Shauna worked in government for over 35 years primarily in libraries and archives including the State Library of Queensland, the John Oxley Library in Brisbane, the Queensland State Archives, the National Archives of Australia in Canberra and Public Record Office Victoria in Melbourne. She is currently Director of her own research and consultancy business.

Shauna has been tracing her own family history since 1977 and is a Fellow of the Queensland Family History Society. In 2009 Shauna received the Australasian Federation of Family History Organisations (AFFHO) Services to Family History Award for her achievements in Queensland, Canberra and Victoria.

It’s fairly easy to start looking for your ancestors these days with many online resources to give you a head start. Your local genealogy society is also a great place to see resources that are not online and you will meet others happy to assist with your research.

First you need to gather as much family information as you can from within your own family working backwards from yourself. Once you have basic information you can then obtain birth, death and marriage certificates to help you confirm those family findings, and to progress your research further back with clues from the certificates.

Note all the information on the certificates – not just the names. Occupations and addresses are also important for placing families within their communities. For example, with an address you can then use records such as post office directories and electoral rolls to trace where your ancestors lived over time. Occupations may also be recorded. For example, in findmypast.com.au there is a wide range of these resources for every Australian State and Territory as well as New Zealand, Papua New Guinea and the Pacific Islands.

Another thing to note on death certificates is where a person was buried. There may be burial records or transcribed monumental inscriptions from tombstones with more information and there is an ever growing list of these records online. As most of my ancestors are buried in Brisbane I find using the Bulimba, Toowong and South Brisbane (Dutton Park) MIs on findmypast.com.au really handy, especially as I now live in Melbourne.

I try to document all aspects of my ancestors’ lives, and school records may be useful for those early years. School admission registers usually record a date of birth, a parent’s name and occupation, address and of course, the child’s progress at school. The Queensland Family History Society (QFHS) has been indexing school admission records in Queensland for many years and I really like being able to access the indexes now through findmypast.com.au. I recently did a search to see if I could find when my father first went to school and where. He started at Greenslopes State School in 1939 and moved to Buranda State School in 1940. I knew about Buranda but not Greenslopes.

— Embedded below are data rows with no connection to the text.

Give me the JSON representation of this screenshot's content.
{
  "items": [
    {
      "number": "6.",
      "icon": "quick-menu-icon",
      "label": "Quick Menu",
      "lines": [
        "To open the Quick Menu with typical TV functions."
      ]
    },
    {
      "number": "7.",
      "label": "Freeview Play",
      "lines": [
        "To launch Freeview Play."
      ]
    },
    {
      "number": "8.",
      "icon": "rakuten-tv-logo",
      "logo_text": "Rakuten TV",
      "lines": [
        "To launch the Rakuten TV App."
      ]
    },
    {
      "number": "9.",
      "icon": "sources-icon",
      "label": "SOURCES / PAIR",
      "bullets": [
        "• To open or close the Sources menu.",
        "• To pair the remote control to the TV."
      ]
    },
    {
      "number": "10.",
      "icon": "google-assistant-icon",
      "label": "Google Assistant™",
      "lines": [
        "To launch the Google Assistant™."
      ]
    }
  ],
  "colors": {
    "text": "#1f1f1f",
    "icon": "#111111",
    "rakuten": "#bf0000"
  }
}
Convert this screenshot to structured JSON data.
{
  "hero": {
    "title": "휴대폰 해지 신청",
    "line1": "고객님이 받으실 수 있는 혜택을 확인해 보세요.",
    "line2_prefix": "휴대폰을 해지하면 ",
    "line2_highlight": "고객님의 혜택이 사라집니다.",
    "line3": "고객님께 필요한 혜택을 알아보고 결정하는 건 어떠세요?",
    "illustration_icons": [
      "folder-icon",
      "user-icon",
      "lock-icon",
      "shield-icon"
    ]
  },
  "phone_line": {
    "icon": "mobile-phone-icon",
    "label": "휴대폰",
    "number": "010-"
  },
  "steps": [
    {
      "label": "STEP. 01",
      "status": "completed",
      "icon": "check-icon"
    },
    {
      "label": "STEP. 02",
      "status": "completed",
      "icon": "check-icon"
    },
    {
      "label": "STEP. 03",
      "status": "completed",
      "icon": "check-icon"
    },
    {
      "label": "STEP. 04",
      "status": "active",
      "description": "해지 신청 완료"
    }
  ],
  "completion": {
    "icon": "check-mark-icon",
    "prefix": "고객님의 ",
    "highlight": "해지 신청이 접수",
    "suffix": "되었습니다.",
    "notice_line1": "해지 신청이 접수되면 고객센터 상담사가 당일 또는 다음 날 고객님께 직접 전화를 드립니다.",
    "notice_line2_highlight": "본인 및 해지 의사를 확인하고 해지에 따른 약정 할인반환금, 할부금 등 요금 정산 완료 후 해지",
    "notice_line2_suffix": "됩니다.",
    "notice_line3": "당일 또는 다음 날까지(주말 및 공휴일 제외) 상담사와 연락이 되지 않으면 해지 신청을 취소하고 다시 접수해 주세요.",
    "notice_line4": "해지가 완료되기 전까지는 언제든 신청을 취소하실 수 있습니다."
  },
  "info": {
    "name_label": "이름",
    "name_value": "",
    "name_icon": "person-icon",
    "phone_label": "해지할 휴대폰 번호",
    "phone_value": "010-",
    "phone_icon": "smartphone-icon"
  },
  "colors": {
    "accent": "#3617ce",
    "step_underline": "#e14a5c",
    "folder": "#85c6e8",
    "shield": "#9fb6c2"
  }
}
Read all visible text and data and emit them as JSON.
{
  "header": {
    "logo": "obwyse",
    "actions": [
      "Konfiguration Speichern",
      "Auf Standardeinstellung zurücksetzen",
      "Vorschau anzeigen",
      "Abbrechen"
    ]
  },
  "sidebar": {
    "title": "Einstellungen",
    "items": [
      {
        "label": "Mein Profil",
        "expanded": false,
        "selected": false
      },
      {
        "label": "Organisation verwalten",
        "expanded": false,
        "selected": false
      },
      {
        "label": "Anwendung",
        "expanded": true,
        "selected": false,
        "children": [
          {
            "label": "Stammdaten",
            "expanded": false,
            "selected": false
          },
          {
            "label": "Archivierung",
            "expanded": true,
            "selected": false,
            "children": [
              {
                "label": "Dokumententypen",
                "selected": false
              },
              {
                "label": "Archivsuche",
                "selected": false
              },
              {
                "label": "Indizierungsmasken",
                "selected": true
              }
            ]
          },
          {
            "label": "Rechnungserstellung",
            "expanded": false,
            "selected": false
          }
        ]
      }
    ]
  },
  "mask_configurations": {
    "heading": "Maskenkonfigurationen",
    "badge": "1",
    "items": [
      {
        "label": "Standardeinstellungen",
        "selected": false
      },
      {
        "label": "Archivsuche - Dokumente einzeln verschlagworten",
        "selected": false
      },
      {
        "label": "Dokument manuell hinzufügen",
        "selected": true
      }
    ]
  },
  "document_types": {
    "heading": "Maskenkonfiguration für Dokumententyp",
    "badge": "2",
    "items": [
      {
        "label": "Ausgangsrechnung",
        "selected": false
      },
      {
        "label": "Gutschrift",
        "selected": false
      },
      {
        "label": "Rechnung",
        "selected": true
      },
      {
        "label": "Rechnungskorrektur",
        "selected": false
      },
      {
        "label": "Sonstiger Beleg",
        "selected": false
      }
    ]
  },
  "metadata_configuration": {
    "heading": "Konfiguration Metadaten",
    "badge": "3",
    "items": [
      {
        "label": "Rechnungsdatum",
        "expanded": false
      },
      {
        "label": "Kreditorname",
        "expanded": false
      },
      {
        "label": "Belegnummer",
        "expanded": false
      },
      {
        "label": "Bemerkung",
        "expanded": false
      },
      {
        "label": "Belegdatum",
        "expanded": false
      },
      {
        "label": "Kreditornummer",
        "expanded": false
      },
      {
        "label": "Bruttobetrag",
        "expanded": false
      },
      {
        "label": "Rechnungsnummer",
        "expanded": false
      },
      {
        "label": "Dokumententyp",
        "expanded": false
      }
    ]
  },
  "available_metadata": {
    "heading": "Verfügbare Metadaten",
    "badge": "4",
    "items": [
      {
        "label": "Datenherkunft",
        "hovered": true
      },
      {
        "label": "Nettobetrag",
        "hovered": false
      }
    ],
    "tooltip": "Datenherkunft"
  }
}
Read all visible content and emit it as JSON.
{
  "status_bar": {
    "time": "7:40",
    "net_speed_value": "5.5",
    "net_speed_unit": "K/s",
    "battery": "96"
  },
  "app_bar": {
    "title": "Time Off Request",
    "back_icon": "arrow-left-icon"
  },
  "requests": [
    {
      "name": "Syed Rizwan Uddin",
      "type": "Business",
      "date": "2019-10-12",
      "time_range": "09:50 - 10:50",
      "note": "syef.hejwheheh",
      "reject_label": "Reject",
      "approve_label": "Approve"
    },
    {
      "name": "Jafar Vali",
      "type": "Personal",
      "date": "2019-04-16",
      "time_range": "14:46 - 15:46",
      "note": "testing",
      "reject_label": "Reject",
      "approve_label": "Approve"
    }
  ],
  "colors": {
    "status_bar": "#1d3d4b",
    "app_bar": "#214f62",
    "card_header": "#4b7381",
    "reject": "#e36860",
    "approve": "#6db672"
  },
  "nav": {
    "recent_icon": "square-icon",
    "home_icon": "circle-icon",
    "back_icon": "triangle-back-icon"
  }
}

What I wasn’t expecting was to find myself in an extensive database on findmypast.com.au! I shouldn’t have been surprised as school records are on open access after 30 years and it’s been more than that since I went to school. I hadn’t realised that my old primary school had published a 50th anniversary book but it has been indexed by QFHS and my name is listed. I must have a look next time I visit Brisbane and go to the QFHS Library.

What I am now wondering is if there are any school photos of my father out there somewhere. I have very few photos of him as a child and would love to see more. My parents, on the other hand, took many photos of me and this one of me all dressed up for my first day of school brings back memories!

While it is good to trace your ancestors further back, don’t forget to also document your own life and that of your parents for future generations. Capture those stories now!